Corporate tax reduction effective from FY17; instant relief comes in the form of GAAR deferment
Giving a major push towards implementing a rational goods and services tax, Finance Minister Arun Jaitley took some steps to make the market ready for the increased tax rate which would subsume all indirect taxes.
The service tax rate was revised from 12.36 per cent to 14 per cent.
The educational and health cess was subsumed in the service tax rate increase.
Speaking to reporters, Jaitley said the next call of action on GST would be appointment of a new chairman for the empowered committee on GST.
“After the new chairman comes in, we would have a meeting with the committee. We look forward to passing the Constitutional amendment Bill in the Budget session.”
Amid high expectations on tax reforms, there was one item that the companies wanted but were really not expecting from the Budget -- reduction in corporate tax rates.
Taking captains of industry by surprise, Jaitley announced the revision of corporate tax from 30 per cent to 25 per cent in four years.

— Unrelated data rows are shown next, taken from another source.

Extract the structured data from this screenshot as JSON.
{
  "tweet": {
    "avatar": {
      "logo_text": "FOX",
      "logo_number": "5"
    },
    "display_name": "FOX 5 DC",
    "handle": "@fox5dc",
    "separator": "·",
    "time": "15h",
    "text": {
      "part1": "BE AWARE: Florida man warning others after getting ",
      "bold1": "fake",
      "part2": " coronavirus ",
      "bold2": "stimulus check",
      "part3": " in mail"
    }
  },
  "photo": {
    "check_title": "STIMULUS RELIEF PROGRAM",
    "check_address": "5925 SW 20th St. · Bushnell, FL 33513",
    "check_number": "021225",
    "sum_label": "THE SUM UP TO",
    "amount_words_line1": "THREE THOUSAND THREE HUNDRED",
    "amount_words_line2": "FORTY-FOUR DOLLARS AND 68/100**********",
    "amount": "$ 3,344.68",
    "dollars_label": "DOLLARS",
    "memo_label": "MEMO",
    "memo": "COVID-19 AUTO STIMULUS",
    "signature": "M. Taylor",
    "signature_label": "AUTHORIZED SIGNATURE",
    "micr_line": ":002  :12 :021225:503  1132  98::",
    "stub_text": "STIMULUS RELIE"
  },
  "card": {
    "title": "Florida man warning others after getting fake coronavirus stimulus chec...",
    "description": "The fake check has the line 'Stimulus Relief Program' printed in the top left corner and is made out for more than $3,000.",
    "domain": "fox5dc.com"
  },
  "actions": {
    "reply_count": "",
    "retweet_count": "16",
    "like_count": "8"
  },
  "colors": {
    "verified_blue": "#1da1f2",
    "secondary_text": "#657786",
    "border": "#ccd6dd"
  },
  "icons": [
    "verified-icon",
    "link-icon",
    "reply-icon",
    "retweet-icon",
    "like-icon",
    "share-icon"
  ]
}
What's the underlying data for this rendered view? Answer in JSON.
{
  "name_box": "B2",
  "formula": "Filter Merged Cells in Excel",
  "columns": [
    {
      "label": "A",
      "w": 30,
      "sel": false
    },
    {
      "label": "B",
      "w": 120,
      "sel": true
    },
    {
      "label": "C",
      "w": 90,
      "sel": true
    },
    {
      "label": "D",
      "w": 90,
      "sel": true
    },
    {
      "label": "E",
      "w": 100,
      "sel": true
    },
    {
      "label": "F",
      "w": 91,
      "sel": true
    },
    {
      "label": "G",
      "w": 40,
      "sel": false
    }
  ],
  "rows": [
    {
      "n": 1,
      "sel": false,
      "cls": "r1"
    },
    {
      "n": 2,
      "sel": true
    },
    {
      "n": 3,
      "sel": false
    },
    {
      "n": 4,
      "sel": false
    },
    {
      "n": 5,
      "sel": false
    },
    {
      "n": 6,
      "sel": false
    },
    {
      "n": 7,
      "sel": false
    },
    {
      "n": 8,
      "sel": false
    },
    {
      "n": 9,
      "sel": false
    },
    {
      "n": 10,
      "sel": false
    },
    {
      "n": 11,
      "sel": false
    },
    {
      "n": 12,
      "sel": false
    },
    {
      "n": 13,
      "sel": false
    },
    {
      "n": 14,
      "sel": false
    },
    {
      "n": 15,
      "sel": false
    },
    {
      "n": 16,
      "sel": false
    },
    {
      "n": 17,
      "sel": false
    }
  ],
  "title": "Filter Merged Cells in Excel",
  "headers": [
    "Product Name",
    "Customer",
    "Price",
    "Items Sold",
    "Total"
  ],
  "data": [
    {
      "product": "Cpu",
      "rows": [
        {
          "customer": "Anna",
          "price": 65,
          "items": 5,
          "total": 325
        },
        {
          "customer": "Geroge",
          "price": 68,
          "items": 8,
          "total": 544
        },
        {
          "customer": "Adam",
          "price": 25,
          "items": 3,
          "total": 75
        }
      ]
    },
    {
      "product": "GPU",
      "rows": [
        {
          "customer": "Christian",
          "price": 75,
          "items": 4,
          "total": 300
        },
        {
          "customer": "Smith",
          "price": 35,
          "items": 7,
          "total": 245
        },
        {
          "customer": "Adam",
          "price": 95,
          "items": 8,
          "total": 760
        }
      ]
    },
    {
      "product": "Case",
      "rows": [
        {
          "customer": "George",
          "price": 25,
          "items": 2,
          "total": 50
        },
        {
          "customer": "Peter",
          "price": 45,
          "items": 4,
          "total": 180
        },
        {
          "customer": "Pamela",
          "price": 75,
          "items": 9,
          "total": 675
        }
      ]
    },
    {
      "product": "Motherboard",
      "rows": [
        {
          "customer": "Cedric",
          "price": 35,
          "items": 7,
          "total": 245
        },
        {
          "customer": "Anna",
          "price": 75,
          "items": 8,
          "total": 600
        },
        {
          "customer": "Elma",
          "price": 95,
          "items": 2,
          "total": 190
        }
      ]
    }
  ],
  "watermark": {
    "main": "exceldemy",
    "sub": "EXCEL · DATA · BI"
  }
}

This will, however, not be applicable for 2015-2016 -- it will kickstart from FY17.
“We wanted to give the corporate a notice period of one year to be ready,” stated the finance minister.
The reduction in corporate tax rates would be complemented with removal of specific exemptions in a phased manner.
“Work to remove the specific exemptions and the timeline for the reduction of corporate tax would begin now and some of these exemptions might be announced during the year,” said a senior finance ministry official.
“I would not refrain from calling it a big-bang Budget, as we were not expecting any announcement on corporate tax.
“The finance minister also rightly pointed out that the specific exemptions were one key reason for tax litigations in India.
“By these announcements, corporates have indeed been incentivised for investments,” said Pratik Jain, partner, KPMG.
Gross tax receipts are estimated to be Rs 14,49,490 crore (Rs 14,494.9 billion).
The states’ share is estimated to be Rs 5,23,958 crore (Rs 5,239.58 billion).
The Union’s share will be Rs 9,19,842 crore (Rs 9,198.42 billion).
Non-tax revenues are estimated to be Rs 2,21,733 crore (Rs 2,217.33 billion).
What came as a relief for the corporates is the deferment of the General Anti Avoidance Rule to 2017, one area Indian businesses were not ready yet.
According to some experts, this Budget cannot be termed reformist. “Expectations with regard to increase in tax slab rate for individuals, lowering minimum alternate tax rates or incentives for manufacturing sector have not been met,” said Neeru Ahuja, Partner, Deloitte Haskins & Sells LLP.
Putting an end to speculation about the Direct Taxes Code, Jaitley said he would put the Bill in cold storage.
A lot of the recommendations of DTC have already been incorporated in the Income Tax Act.
“There is no great merit in going ahead with the Direct Taxes Code as it exists today,” Jaitley said in his speech.
To incentivise domestic manufacturing, the finance minister made announcements on the indirect tax front which are expected to yield Rs 23,383 crore (Rs 233.83 billion).
The minister removed the anomaly of inverted duty structure in sectors such as electronics, steel and chemicals.
A lot of revenue is projected to come via cess, which goes only to the Centre’s kitty and is not shared by states including road cess by way of duties on petrol and diesel.
A yoga cess and an enabling provision of Swachh Bharat cess at two per cent were also mentioned.